Tax Freedom Day ( suite)

Elle s'appelait Fatika et travaillait mi-temps aux cliniques St Luc en qualité d'infirmière en soins palliatifs.

Un jour, la directrice de nursing lui proposa la fonction de "chef de service". Sous régime temps-plein évidemment, avec prestations alternées le week-end. Trois grands enfants permettaient à Fatika d'envisager cette promotion. Son mari, inquiet pour son confort de vie, suggéra d'engager temps-plein la femme de ménage qui, jusqu'alors, prestait à leur domicile 4 heures deux fois par semaine. Celle-ci accepta mais demanda à être "déclarée " puisqu'elle n'aurait plus qu'un seul emploi.

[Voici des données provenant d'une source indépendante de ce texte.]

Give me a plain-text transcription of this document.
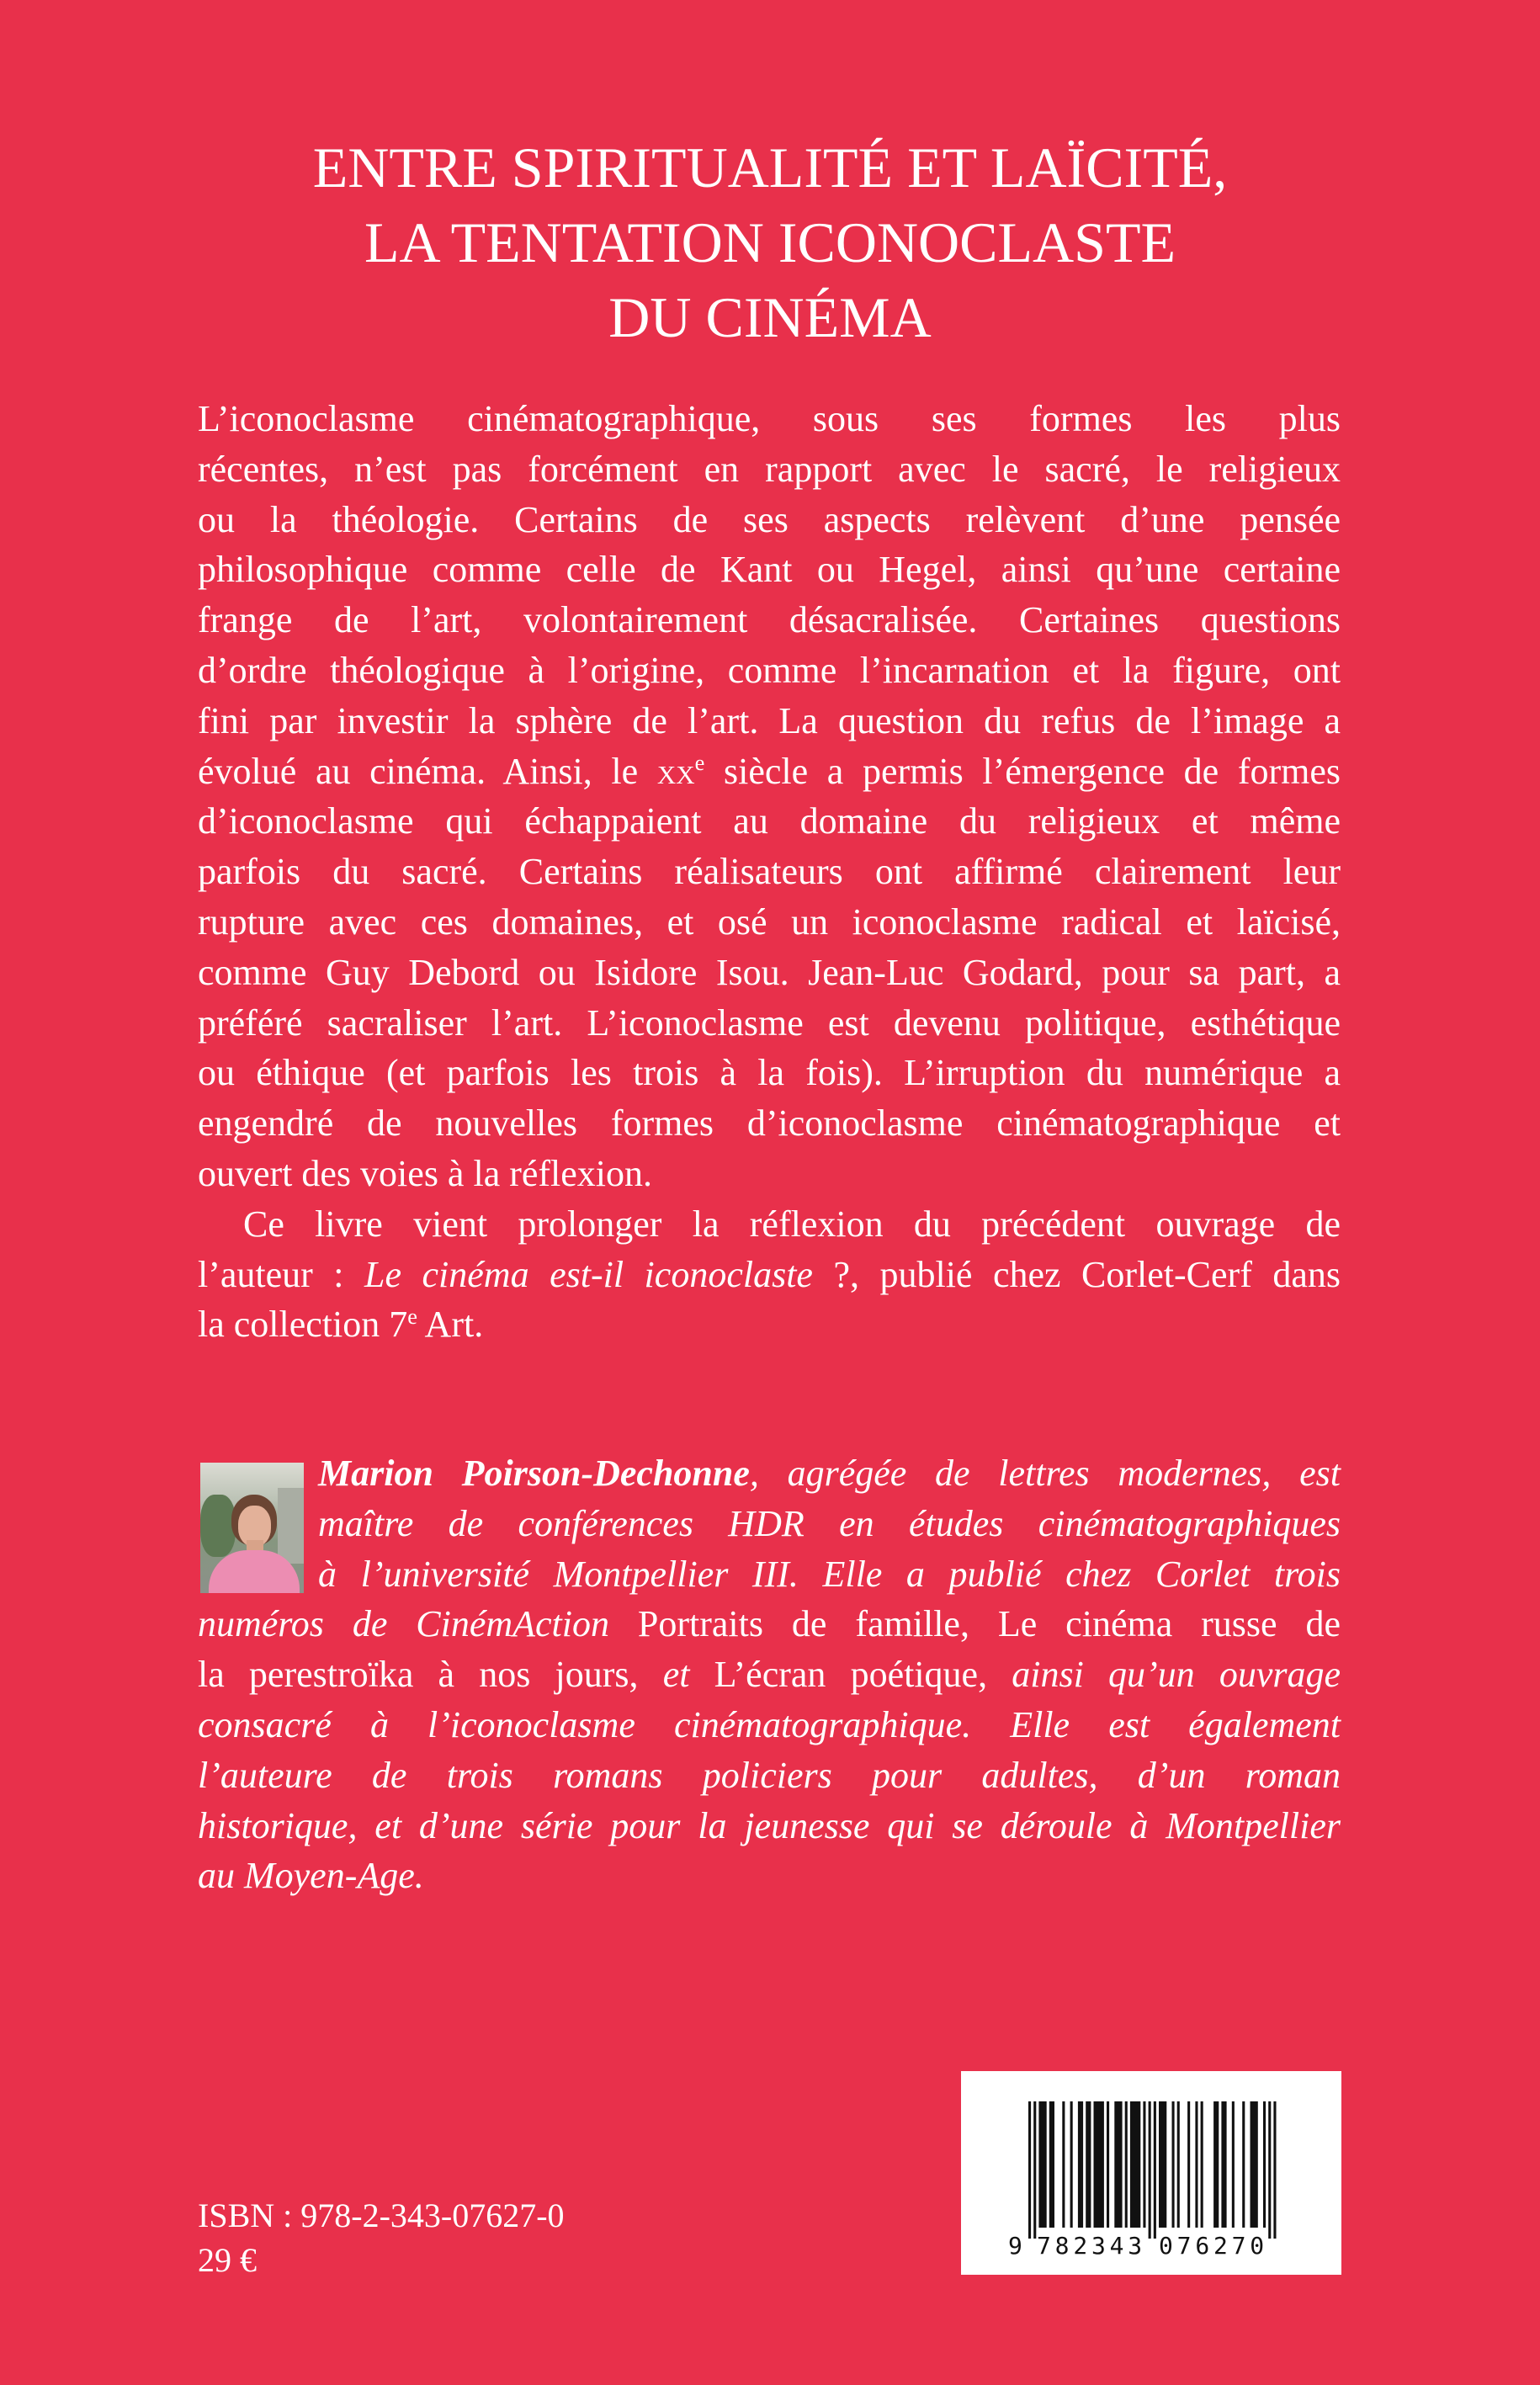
ENTRE SPIRITUALITÉ ET LAÏCITÉ,
LA TENTATION ICONOCLASTE
DU CINÉMA
L’iconoclasme cinématographique, sous ses formes les plus
récentes, n’est pas forcément en rapport avec le sacré, le religieux
ou la théologie. Certains de ses aspects relèvent d’une pensée
philosophique comme celle de Kant ou Hegel, ainsi qu’une certaine
frange de l’art, volontairement désacralisée. Certaines questions
d’ordre théologique à l’origine, comme l’incarnation et la figure, ont
fini par investir la sphère de l’art. La question du refus de l’image a
évolué au cinéma. Ainsi, le $xx^e$ siècle a permis l’émergence de formes
d’iconoclasme qui échappaient au domaine du religieux et même
parfois du sacré. Certains réalisateurs ont affirmé clairement leur
rupture avec ces domaines, et osé un iconoclasme radical et laïcisé,
comme Guy Debord ou Isidore Isou. Jean-Luc Godard, pour sa part, a
préféré sacraliser l’art. L’iconoclasme est devenu politique, esthétique
ou éthique (et parfois les trois à la fois). L’irruption du numérique a
engendré de nouvelles formes d’iconoclasme cinématographique et
ouvert des voies à la réflexion.
Ce livre vient prolonger la réflexion du précédent ouvrage de
l’auteur : Le cinéma est-il iconoclaste ?, publié chez Corlet-Cerf dans
la collection 7e Art.
Marion Poirson-Dechonne, agrégée de lettres modernes, est
maître de conférences HDR en études cinématographiques
à l’université Montpellier III. Elle a publié chez Corlet trois
numéros de CinémAction Portraits de famille, Le cinéma russe de
la perestroïka à nos jours, et L’écran poétique, ainsi qu’un ouvrage
consacré à l’iconoclasme cinématographique. Elle est également
l’auteure de trois romans policiers pour adultes, d’un roman
historique, et d’une série pour la jeunesse qui se déroule à Montpellier
au Moyen-Age.
9 782343 076270
ISBN : 978-2-343-07627-0
29 €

Deux constatations s'imposèrent rapidement;

* en s'inscrivant à l'ONSS ( Office National de Sécurité Sociale) en qualité d'employeur ( d'une seule personne, femme de ménage dans son foyer ) Fatika reçut un tombereau de formulaires, notes explicatives et règlements. En réalité, autant et les mêmes que le Directeur des Ressources Humaines de Cokerill-Sambre, car " la loi est la même pour tout le monde", lui répondit-on.

* un simple calcul établit l'impossibilité de supporter le coût d'une femme de ménage ( salaire brut + charges patronales) avec le salaire net perçu par une infirmière, chef de service en soins palliatifs.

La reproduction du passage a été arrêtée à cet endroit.